Using RSS News Feeds with Perl

Using RSS News Feeds with Perl

Abstract

The Rich Site Summary (RSS) format, previously known as the RDF Site Summary, has quietly become the dominant format for distributing news headlines on the Web.

In this Mother of Perl tutorial, we will write a short Perl script (less than 100 lines) that retrieves an XML RSS file from the Web or local file system and converts it to HTML. Using a Server Side Include (SSI) or similar method, you can easily add news headlines from any number of sources to your Web site.

History

Where did RSS come from you ask? Netscape invented the RSS format for "channels" on Netscape Netcenter (http://my.netscape.com). It was released to the public in March of 1999. The first non-Netscape Web site to incorporate the new format was Scripting News, a popular technology news site run by Dave Winer, president of Userland Software (think Frontier). Interestingly enough, Scripting News had been using its own XML format, scriptingNews, since December of 1997.

In May of 1999, Dave Winer released a new version of the scriptingNews XML format, which added new content-rich elements. Netscape followed suit by adopting most of the new scriptingNews elements into RSS 0.91, which was released in July of 1999.

Userland Software also rolled out their own flavor of my.netscape.com. If you haven't already guessed, it's available at http://my.userland.com.

As far as I know, RSS is the most widely used XML format on the Web today. RSS headlines are available for many popular news sites like Slashdot, Forbes, and CNET News.com, and the list is growing daily.

In a time when "stickiness" is a good, displaying news headlines on your Web site can really help give it the extra "umph" that will encourage users to return. After all, users can only read your president's bio but so many times.

Required Modules

For rss2html.pl to work on your system, you should have a recent version of Perl installed, 5.003 or better. 5.005 is recommended. You will also need the XML::Parser and XML::RSS modules installed.

To install the modules on a *nix system, type:
perl -MCPAN -e "install XML::Parser"
perl -MCPAN -e "install XML::RSS"

If you're using a win32 machine (Win95/98/NT), you have a recent installation of Activestate Perl. If you don't have a recent version, visit http://www.activestate.com.
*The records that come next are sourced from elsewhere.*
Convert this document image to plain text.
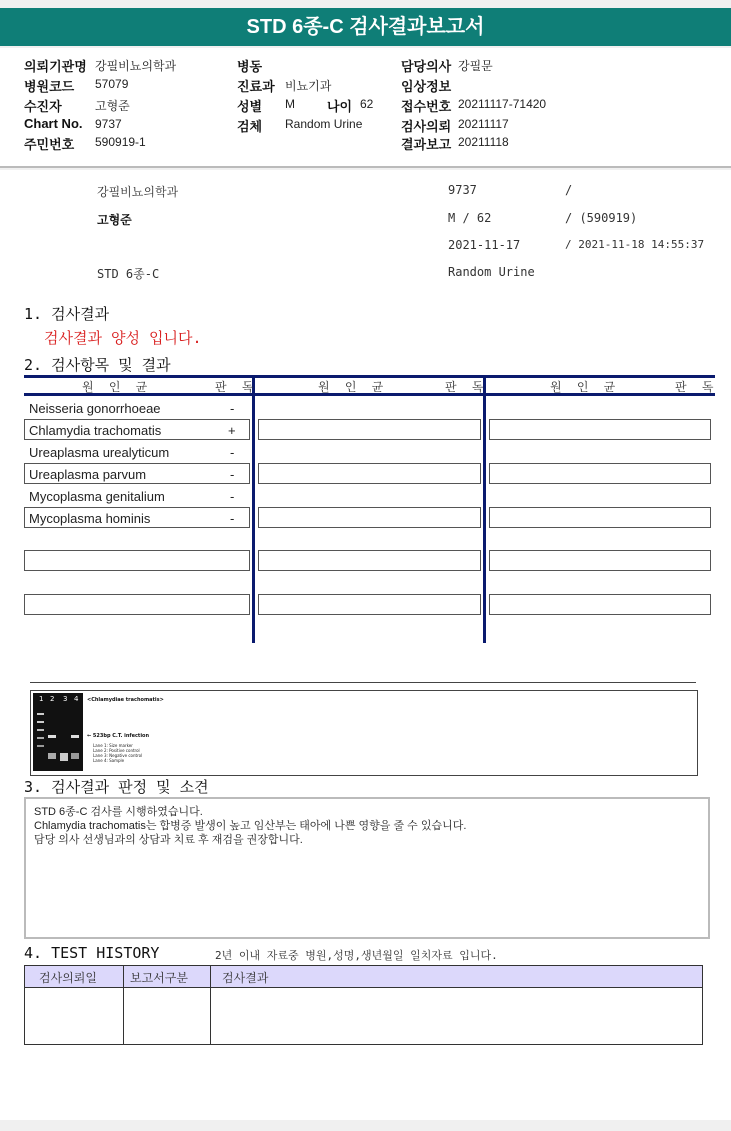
STD 6종-C 검사결과보고서
의뢰기관명 강필비뇨의학과
병원코드 57079
수진자	고형준
Chart No. 9737
주민번호 590919-1
병동
진료과 비뇨기과
성별 M 나이 62
검체 Random Urine
담당의사 강필문
임상정보
접수번호 20211117-71420
검사의뢰 20211117
결과보고 20211118
강필비뇨의학과	9737	/
고형준	M / 62	/ (590919)
2021-11-17	/ 2021-11-18 14:55:37
STD 6종-C	Random Urine
1. 검사결과
검사결과 양성 입니다.
2. 검사항목 및 결과
원 인 균	판 독	원 인 균	판 독	원 인 균	판 독
Neisseria gonorrhoeae	-
Chlamydia trachomatis	+
Ureaplasma urealyticum	-
Ureaplasma parvum	-
Mycoplasma genitalium	-
Mycoplasma hominis	-
1 2 3 4 <Chlamydiae trachomatis>
← 523bp C.T. infection
Lane 1: Size marker
Lane 2: Positive control
Lane 3: Negative control
Lane 4: Sample
3. 검사결과 판정 및 소견
STD 6종-C 검사를 시행하였습니다.
Chlamydia trachomatis는 합병증 발생이 높고 임산부는 태아에 나쁜 영향을 줄 수 있습니다.
담당 의사 선생님과의 상담과 치료 후 재검을 권장합니다.
4. TEST HISTORY	2년 이내 자료중 병원,성명,생년월일 일치자료 입니다.
검사의뢰일	보고서구분	검사결과
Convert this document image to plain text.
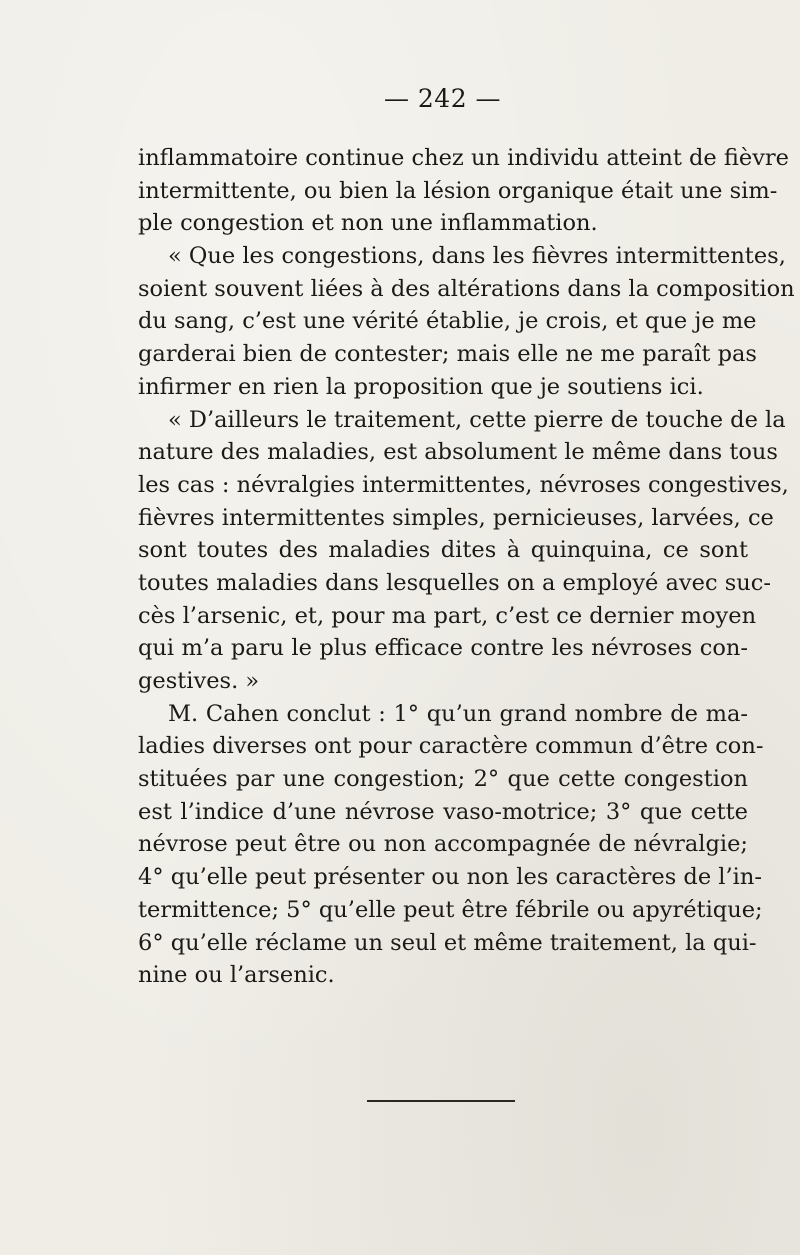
— 242 —
inflammatoire continue chez un individu atteint de fièvre
intermittente, ou bien la lésion organique était une sim-
ple congestion et non une inflammation.
« Que les congestions, dans les fièvres intermittentes,
soient souvent liées à des altérations dans la composition
du sang, c’est une vérité établie, je crois, et que je me
garderai bien de contester; mais elle ne me paraît pas
infirmer en rien la proposition que je soutiens ici.
« D’ailleurs le traitement, cette pierre de touche de la
nature des maladies, est absolument le même dans tous
les cas : névralgies intermittentes, névroses congestives,
fièvres intermittentes simples, pernicieuses, larvées, ce
sont toutes des maladies dites à quinquina, ce sont
toutes maladies dans lesquelles on a employé avec suc-
cès l’arsenic, et, pour ma part, c’est ce dernier moyen
qui m’a paru le plus efficace contre les névroses con-
gestives. »
M. Cahen conclut : 1° qu’un grand nombre de ma-
ladies diverses ont pour caractère commun d’être con-
stituées par une congestion; 2° que cette congestion
est l’indice d’une névrose vaso-motrice; 3° que cette
névrose peut être ou non accompagnée de névralgie;
4° qu’elle peut présenter ou non les caractères de l’in-
termittence; 5° qu’elle peut être fébrile ou apyrétique;
6° qu’elle réclame un seul et même traitement, la qui-
nine ou l’arsenic.
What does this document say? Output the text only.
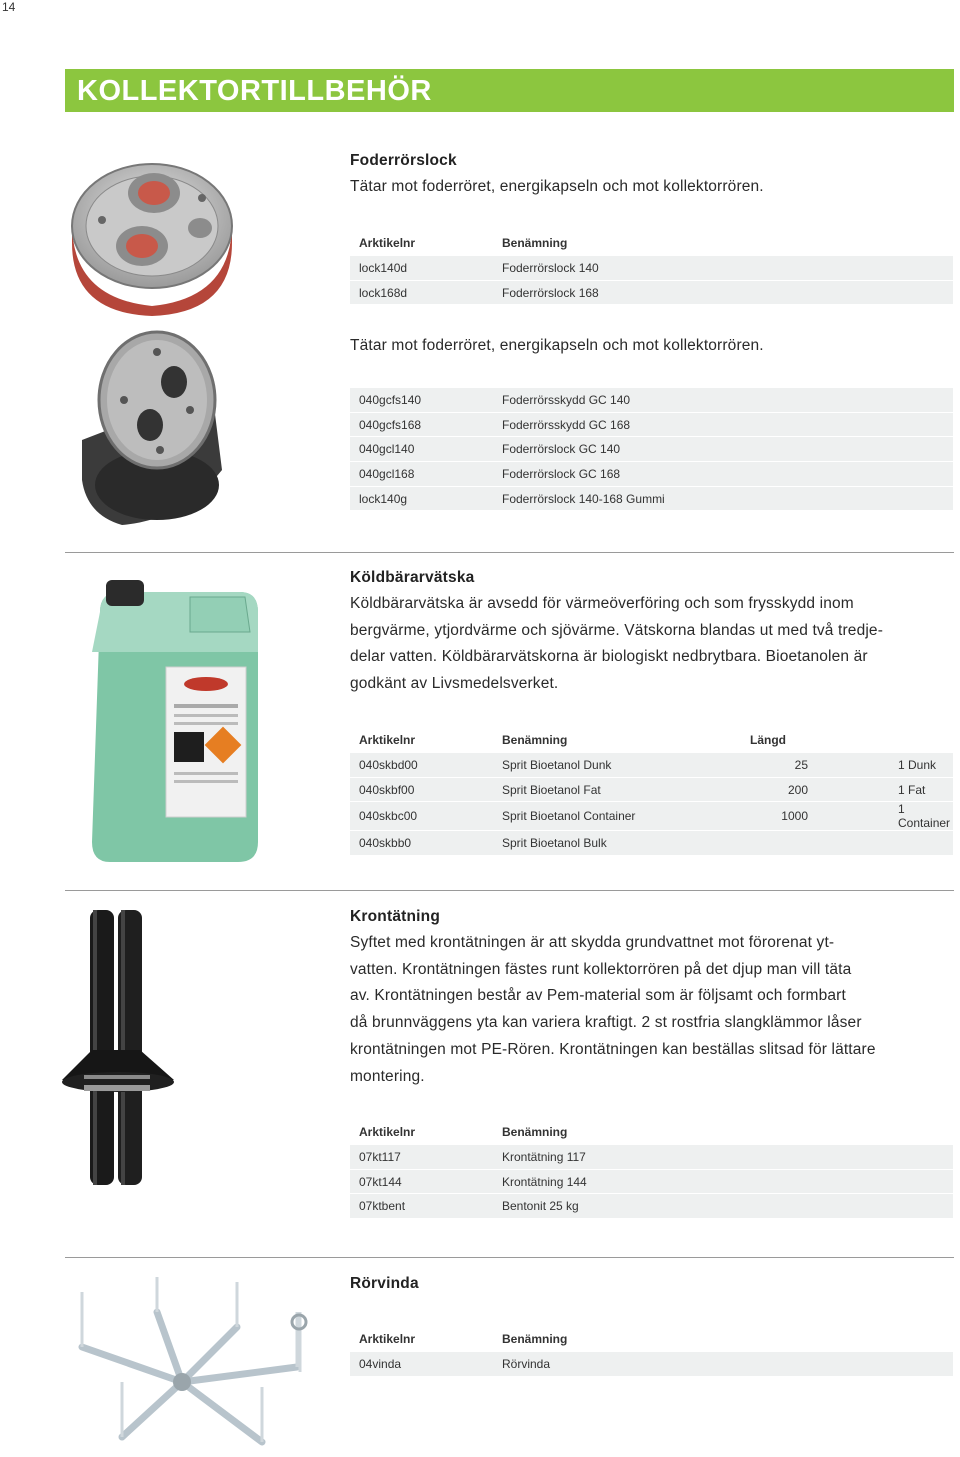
14
KOLLEKTORTILLBEHÖR
Foderrörslock
Tätar mot foderröret, energikapseln och mot kollektorrören.
Arktikelnr	Benämning
lock140d	Foderrörslock 140
lock168d	Foderrörslock 168
Tätar mot foderröret, energikapseln och mot kollektorrören.
040gcfs140	Foderrörsskydd GC 140
040gcfs168	Foderrörsskydd GC 168
040gcl140	Foderrörslock GC 140
040gcl168	Foderrörslock GC 168
lock140g	Foderrörslock 140-168 Gummi
Köldbärarvätska
Köldbärarvätska är avsedd för värmeöverföring och som frysskydd inom
bergvärme, ytjordvärme och sjövärme. Vätskorna blandas ut med två tredje-
delar vatten. Köldbärarvätskorna är biologiskt nedbrytbara. Bioetanolen är
godkänt av Livsmedelsverket.
Arktikelnr	Benämning	Längd	
040skbd00	Sprit Bioetanol Dunk	25	1 Dunk
040skbf00	Sprit Bioetanol Fat	200	1 Fat
040skbc00	Sprit Bioetanol Container	1000	1 Container
040skbb0	Sprit Bioetanol Bulk		
Krontätning
Syftet med krontätningen är att skydda grundvattnet mot förorenat yt-
vatten. Krontätningen fästes runt kollektorrören på det djup man vill täta
av. Krontätningen består av Pem-material som är följsamt och formbart
då brunnväggens yta kan variera kraftigt. 2 st rostfria slangklämmor låser
krontätningen mot PE-Rören. Krontätningen kan beställas slitsad för lättare
montering.
Arktikelnr	Benämning
07kt117	Krontätning 117
07kt144	Krontätning 144
07ktbent	Bentonit 25 kg
Rörvinda
Arktikelnr	Benämning
04vinda	Rörvinda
To install XML::Parser on a win32 machine type:
ppm install XML-Parser

To install XML::RSS on a win32 machine (you must have a C compiler and nmake):

  • Download the module from: http://search.cpan.org/dist/XML-RSS/
  • Uncompress the zip file and cd to the XML-RSS-0.5 directory
  • type: perl Makefile.PL
  • type: nmake
  • type: nmake install

Next, we'll examine the RSS format in more detail.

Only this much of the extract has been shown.